Definitions for gimmickˈgɪm ɪk

This page provides all possible meanings and translations of the word gimmick

Princeton's WordNet

  1. catch, gimmick(noun)

    a drawback or difficulty that is not readily evident

    "it sounds good but what's the catch?"

  2. doodad, doohickey, doojigger, gimmick, gizmo, gismo, gubbins, thingamabob, thingumabob, thingmabob, thingamajig, thingumajig, thingmajig, thingummy, whatchamacallit, whatchamacallum, whatsis, widget(noun)

    something unspecified whose name is either forgotten or not known

    "she eased the ball-shaped doodad back into its socket"; "there may be some great new gizmo around the corner that you will want to use"

  3. device, gimmick, twist(noun)

    any clever maneuver

    "he would stoop to any device to win a point"; "it was a great sales gimmick"; "a cheap promotions gimmick for greedy businessmen"

Wiktionary

  1. gimmick(Noun)

    A trick or device used to reach some end.

    The box had a gimmick to make the coin appear to vanish.

  2. gimmick(Noun)

    A clever ploy or strategy.

    The contest was a gimmick to get people to sign up for their mailing list.

  3. gimmick(Verb)

    To rig or set up with a trick or device.

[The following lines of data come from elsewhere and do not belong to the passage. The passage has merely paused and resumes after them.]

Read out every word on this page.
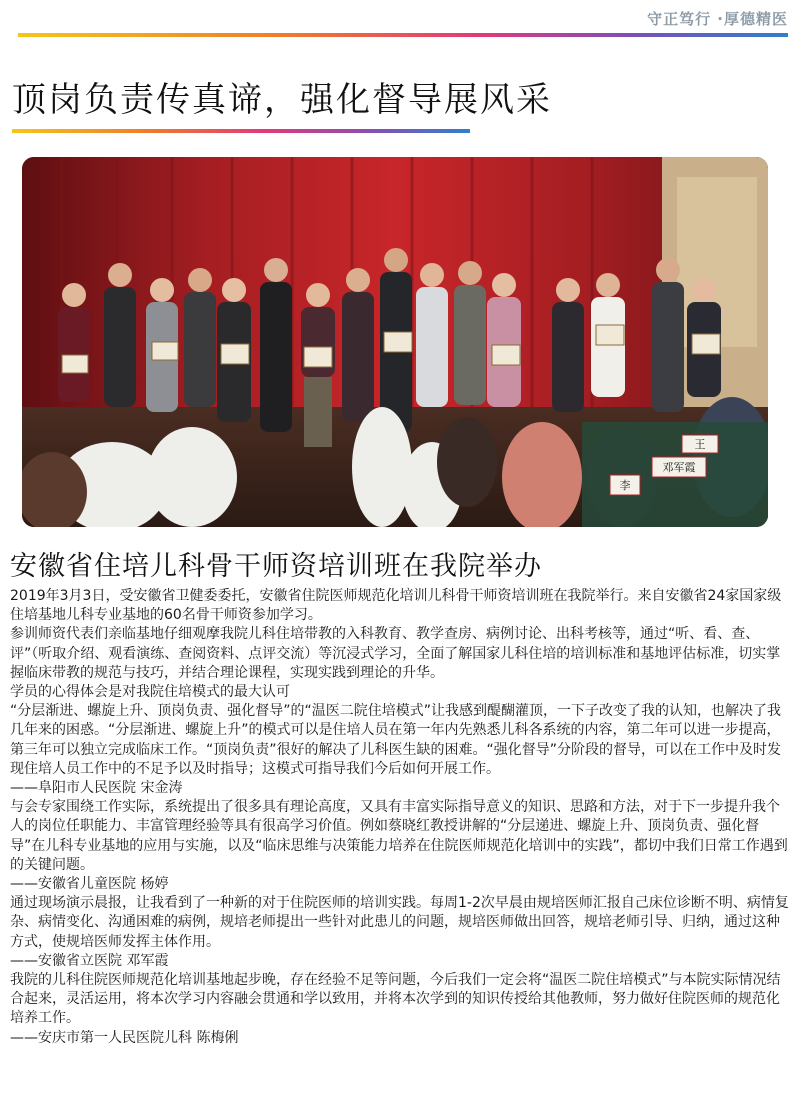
守正笃行 ·厚德精医
顶岗负责传真谛，强化督导展风采
李
邓军霞
王
安徽省住培儿科骨干师资培训班在我院举办

2019年3月3日，受安徽省卫健委委托，安徽省住院医师规范化培训儿科骨干师资培训班在我院举行。来自安徽省24家国家级住培基地儿科专业基地的60名骨干师资参加学习。

参训师资代表们亲临基地仔细观摩我院儿科住培带教的入科教育、教学查房、病例讨论、出科考核等，通过“听、看、查、评”（听取介绍、观看演练、查阅资料、点评交流）等沉浸式学习，全面了解国家儿科住培的培训标准和基地评估标准，切实掌握临床带教的规范与技巧，并结合理论课程，实现实践到理论的升华。

学员的心得体会是对我院住培模式的最大认可

“分层渐进、螺旋上升、顶岗负责、强化督导”的“温医二院住培模式”让我感到醍醐灌顶，一下子改变了我的认知，也解决了我几年来的困惑。“分层渐进、螺旋上升”的模式可以是住培人员在第一年内先熟悉儿科各系统的内容，第二年可以进一步提高，第三年可以独立完成临床工作。“顶岗负责”很好的解决了儿科医生缺的困难。“强化督导”分阶段的督导，可以在工作中及时发现住培人员工作中的不足予以及时指导；这模式可指导我们今后如何开展工作。

——阜阳市人民医院 宋金涛

与会专家围绕工作实际，系统提出了很多具有理论高度，又具有丰富实际指导意义的知识、思路和方法，对于下一步提升我个人的岗位任职能力、丰富管理经验等具有很高学习价值。例如蔡晓红教授讲解的“分层递进、螺旋上升、顶岗负责、强化督导”在儿科专业基地的应用与实施，以及“临床思维与决策能力培养在住院医师规范化培训中的实践”，都切中我们日常工作遇到的关键问题。

——安徽省儿童医院 杨婷

通过现场演示晨报，让我看到了一种新的对于住院医师的培训实践。每周1-2次早晨由规培医师汇报自己床位诊断不明、病情复杂、病情变化、沟通困难的病例，规培老师提出一些针对此患儿的问题，规培医师做出回答，规培老师引导、归纳，通过这种方式，使规培医师发挥主体作用。

——安徽省立医院 邓军霞

我院的儿科住院医师规范化培训基地起步晚，存在经验不足等问题，今后我们一定会将“温医二院住培模式”与本院实际情况结合起来，灵活运用，将本次学习内容融会贯通和学以致用，并将本次学到的知识传授给其他教师，努力做好住院医师的规范化培养工作。

——安庆市第一人民医院儿科 陈梅俐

    The magician's box was gimmicked with a wire that made it appear to open on its own.

Freebase

  1. Gimmick

    In marketing language, a gimmick is a unique or quirky special feature that makes something "stand out" from its contemporaries. However, the special feature is typically thought to be of little relevance or use. Thus, a gimmick is a special feature for the sake of having a special feature. It began, however, as a slang term for something that a con artist or magician had his assistant manipulate to make appearances different from reality. Such things as the manipulating of a gaming wheel led to the idea of a "gimmick" being used. Musicians often use gimmicks such as Slash's top hat, Angus Young's schoolboy uniform and Deadmau5's mouse helmet In marketing, product gimmicks are sometimes considered mere novelties, and not really that relevant to the product's functioning, sometimes even earning negative connotations. However, some seemingly trivial gimmicks of the past have evolved into useful, permanent features. According to the OED, the word is first attested in 1926, defined in the Wise-Crack Dictionary by Main and Grant as "a device used for making a fair game crooked". Finding a successful gimmick for an otherwise mundane product is often an important part of the marketing process. For example, toothbrushes are often given various gimmicks, such as bright colors, easy-grip handles, or color-changing bristles so they appear more exciting to consumers. This is often done when trying to appeal to children or excitable adults, who often get more excited about the gimmick than the product. Electronic toys and hand-held devices are often appealing because of a gimmick that they offer.